A cluster containing strains considered to be of lesser virulence (isolated from nasal cavities) formed a unique lineage (independent sample t test, P <0.001), which included avirulent strains (HS1077, HS1073, HS81 and HS1072), mid-virulent strains (HS83, HS79 and HS1065), two confirmed virulent strains (HS82 and HS1076) and an unclarified strain HS145. Interesting, the nasal isolates strains HS82 and HS1076 confirmed their virulence in animal challenge, which contradicts the knowledge that healthy nasal isolates were less virulent (Aragon et al., 2009). However, genetic separation between nasal and virulent strains had been observed previously (Olvera et al., 2006a and b).
While genotype A was more robust; genotype B had only two strains (HS1075 and FGXBB), which had a different origin but shared a virulent phenotype. These were also characterised as genotype 2 from analysis of the H. parasuis population by the MLST method, which were mostly comprised of clinical disease isolates (24/30) (Olvera et al., 2006b). Analysis of further strains is required to determine the robustness of genotype B.
In addition, we analysed the population structure of the H. parasuis strains by comparison of the amino acid sequences of the major outer membrane proteins (OMPs) P1, P2 and P5 in an analogous manner to that described recently (Mullins et al., 2009). The derived phylogenetic tree is shown in Fig. 2. There was a clear separation between OMP type A and B lineages and also a unique Chinese OMP profile within the type A lineage, which also contained genetically closer strains 29755, HS1080 and HS80 (Fig. 1). In a comparison between the two polygenetic trees, the low virulent lineage in Fig. 1 was separated as the two OMP lineages in Fig. 2 (line in green), indicating that strains of nasal origin had more heterogeneity in OMP profiles than their genetic profile. Although immune selection may contribute to a variable OMP profile, a relatively convergent Chinese OMP profile demonstrated the Chinese lineage (independent sample t test, P <0.001).

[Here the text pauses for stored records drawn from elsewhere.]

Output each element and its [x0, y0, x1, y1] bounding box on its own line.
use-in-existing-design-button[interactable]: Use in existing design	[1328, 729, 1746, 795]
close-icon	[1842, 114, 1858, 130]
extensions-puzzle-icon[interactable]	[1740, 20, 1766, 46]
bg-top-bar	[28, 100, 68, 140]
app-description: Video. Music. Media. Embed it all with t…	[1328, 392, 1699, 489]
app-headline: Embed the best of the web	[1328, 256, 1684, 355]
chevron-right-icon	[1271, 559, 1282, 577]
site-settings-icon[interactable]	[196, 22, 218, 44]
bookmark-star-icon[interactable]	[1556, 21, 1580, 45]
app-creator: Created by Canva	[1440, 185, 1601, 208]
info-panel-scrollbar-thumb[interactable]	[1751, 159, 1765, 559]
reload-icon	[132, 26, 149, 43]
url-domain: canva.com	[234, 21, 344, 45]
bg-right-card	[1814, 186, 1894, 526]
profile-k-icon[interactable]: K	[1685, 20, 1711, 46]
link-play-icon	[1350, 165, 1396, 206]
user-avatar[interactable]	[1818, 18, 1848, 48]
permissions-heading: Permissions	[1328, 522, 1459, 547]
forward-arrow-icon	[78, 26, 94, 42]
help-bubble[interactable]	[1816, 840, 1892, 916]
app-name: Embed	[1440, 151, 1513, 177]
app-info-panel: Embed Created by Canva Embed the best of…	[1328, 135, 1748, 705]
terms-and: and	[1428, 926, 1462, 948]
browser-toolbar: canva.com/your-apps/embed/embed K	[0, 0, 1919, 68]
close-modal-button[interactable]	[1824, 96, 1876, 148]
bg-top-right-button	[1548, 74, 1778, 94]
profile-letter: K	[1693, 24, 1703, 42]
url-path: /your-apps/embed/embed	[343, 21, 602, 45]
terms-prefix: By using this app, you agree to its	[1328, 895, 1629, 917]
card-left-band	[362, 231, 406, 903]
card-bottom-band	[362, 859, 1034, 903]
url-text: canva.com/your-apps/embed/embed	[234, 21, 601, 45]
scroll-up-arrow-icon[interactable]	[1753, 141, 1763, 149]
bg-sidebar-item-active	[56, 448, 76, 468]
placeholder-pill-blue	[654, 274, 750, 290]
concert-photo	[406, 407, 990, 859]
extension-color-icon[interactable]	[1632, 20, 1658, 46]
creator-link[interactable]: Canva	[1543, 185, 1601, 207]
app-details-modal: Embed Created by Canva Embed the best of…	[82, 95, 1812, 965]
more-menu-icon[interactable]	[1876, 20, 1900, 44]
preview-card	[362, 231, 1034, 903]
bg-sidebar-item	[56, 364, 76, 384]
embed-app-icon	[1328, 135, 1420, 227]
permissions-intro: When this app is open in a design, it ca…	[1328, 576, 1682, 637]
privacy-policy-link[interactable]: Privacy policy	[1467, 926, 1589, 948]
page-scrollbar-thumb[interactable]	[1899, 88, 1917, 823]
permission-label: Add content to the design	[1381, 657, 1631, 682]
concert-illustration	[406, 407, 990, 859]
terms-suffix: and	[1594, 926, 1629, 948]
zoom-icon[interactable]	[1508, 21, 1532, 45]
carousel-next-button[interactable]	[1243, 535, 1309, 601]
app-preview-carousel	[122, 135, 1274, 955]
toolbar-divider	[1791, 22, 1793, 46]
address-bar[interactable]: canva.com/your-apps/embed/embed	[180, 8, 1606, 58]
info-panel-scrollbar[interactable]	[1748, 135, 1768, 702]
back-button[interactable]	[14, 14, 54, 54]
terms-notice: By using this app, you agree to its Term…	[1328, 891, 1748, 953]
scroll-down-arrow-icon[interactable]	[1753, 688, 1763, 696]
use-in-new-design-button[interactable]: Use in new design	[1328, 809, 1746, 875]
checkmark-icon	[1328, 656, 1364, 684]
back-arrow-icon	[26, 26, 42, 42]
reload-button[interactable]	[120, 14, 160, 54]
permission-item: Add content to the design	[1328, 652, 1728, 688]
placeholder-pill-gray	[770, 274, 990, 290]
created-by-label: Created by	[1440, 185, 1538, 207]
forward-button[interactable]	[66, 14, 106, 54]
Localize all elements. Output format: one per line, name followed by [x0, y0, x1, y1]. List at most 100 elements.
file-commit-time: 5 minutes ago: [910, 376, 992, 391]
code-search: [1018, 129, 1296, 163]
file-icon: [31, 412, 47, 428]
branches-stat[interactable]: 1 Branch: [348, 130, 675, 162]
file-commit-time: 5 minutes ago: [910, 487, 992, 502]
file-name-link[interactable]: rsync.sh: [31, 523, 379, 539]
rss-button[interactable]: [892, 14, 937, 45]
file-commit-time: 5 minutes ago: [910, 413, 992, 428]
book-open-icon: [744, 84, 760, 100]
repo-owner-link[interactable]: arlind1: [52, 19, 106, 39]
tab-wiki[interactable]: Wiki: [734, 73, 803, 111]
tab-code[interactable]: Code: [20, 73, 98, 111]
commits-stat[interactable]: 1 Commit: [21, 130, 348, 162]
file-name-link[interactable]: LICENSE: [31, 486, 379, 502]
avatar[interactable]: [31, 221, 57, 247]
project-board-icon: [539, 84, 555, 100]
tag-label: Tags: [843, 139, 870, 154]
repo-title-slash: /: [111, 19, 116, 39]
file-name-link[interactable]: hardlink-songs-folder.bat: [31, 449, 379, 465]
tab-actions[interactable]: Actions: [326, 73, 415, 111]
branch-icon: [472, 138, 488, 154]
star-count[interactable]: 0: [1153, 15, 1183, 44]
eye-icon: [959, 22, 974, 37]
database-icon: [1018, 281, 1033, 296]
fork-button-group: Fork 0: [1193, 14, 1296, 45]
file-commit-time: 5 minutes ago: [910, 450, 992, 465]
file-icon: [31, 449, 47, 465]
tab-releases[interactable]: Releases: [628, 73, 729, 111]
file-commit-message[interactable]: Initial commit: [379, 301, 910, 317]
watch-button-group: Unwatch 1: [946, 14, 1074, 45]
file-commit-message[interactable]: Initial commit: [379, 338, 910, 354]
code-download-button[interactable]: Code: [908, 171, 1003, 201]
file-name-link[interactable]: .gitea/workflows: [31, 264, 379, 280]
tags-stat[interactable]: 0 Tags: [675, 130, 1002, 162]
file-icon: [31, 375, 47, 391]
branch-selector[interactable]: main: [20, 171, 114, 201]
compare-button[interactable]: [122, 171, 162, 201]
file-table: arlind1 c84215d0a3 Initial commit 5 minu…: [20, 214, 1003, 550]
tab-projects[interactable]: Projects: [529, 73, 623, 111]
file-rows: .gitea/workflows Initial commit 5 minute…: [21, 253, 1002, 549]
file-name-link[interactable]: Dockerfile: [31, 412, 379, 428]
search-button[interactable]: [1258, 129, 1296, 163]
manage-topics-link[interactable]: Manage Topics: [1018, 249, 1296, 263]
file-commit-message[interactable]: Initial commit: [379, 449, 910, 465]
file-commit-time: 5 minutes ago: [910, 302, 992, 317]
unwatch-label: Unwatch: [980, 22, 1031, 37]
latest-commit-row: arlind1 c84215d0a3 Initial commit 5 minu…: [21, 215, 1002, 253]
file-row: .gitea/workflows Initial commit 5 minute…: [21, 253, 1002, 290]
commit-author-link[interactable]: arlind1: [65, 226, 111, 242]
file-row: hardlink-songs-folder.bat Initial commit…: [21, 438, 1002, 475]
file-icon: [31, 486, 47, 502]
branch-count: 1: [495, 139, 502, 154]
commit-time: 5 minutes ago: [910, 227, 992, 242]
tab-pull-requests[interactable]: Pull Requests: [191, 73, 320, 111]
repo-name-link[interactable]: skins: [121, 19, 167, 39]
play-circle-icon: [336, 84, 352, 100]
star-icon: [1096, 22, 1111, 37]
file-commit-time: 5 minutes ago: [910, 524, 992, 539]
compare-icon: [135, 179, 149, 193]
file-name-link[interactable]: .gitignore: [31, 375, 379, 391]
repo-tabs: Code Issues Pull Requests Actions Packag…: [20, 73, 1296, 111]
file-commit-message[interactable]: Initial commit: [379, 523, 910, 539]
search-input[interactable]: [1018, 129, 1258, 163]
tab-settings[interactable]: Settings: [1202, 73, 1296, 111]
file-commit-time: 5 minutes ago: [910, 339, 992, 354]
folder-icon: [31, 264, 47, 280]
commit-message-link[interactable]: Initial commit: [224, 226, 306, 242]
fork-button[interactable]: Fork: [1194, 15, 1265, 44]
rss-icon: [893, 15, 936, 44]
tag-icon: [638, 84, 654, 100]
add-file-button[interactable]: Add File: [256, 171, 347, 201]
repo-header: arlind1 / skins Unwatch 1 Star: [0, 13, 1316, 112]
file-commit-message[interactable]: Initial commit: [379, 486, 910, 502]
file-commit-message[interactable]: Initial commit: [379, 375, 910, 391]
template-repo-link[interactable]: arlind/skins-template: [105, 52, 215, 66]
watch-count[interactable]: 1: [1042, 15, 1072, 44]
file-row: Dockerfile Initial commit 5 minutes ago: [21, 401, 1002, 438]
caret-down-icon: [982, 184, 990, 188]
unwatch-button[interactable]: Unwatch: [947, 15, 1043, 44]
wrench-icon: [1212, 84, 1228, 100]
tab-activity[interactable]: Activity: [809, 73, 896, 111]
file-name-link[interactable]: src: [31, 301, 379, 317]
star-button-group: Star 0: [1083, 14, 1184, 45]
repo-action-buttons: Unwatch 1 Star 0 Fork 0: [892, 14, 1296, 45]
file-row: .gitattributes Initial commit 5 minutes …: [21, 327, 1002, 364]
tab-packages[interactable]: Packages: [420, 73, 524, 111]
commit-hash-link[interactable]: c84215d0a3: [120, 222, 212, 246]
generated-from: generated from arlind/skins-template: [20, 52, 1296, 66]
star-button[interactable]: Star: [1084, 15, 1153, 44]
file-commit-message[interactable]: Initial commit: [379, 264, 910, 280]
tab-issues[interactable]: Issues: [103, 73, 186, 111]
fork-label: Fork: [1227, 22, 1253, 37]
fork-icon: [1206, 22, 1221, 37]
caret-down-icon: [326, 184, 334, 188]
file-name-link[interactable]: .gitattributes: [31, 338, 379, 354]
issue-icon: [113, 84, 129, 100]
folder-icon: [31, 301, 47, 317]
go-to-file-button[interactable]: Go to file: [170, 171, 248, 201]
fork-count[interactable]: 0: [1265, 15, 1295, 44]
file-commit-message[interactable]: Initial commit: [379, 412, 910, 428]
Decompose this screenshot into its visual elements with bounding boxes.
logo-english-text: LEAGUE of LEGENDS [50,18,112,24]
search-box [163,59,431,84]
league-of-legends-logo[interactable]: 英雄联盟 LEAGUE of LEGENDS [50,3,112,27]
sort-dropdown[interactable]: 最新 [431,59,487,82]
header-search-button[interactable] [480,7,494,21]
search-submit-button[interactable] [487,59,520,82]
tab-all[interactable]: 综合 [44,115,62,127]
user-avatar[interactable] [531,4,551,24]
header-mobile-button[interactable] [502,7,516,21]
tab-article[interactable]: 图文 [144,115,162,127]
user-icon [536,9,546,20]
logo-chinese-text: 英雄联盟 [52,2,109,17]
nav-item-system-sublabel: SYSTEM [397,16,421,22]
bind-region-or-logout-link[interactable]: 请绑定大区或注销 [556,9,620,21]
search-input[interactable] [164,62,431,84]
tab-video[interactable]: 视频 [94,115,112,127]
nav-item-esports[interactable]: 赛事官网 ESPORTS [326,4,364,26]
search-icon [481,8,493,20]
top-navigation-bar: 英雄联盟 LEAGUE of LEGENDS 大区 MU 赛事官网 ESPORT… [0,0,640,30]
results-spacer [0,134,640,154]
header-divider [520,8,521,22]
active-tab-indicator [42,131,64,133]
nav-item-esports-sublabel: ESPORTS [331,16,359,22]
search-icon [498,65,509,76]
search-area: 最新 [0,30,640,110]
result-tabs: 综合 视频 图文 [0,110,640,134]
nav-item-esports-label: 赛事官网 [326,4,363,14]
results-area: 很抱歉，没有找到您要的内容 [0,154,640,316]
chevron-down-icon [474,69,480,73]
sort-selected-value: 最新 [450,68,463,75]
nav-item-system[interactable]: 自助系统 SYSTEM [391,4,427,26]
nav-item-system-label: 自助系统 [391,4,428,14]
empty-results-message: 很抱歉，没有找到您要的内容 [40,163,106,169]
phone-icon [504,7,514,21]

Taken together, the data indicate that there are at least two dramatically different genotypes in the H. parasuis population. Phylogenetic analysis of both conserved orthologous genes and OMPs indicate there is a unique Chinese lineage, which is associated with a virulent phenotype. Although the first complete genome sequence of Chinese lineage SH0165 gave valuable genetic information, more work needs to be performed targeting which virulence genes result in disease outcome (Yue et al., 2009).
Conflict of interest statement
None of the authors of this paper has a financial or personal relationship with other people or organisations that could inappropriately influence or bias the content of the paper.
Acknowledgements
This work was supported by the 973 Program (grant no. 2006CB504404) and Innovation Teams of Ministry of Education (grant no. IRT0726).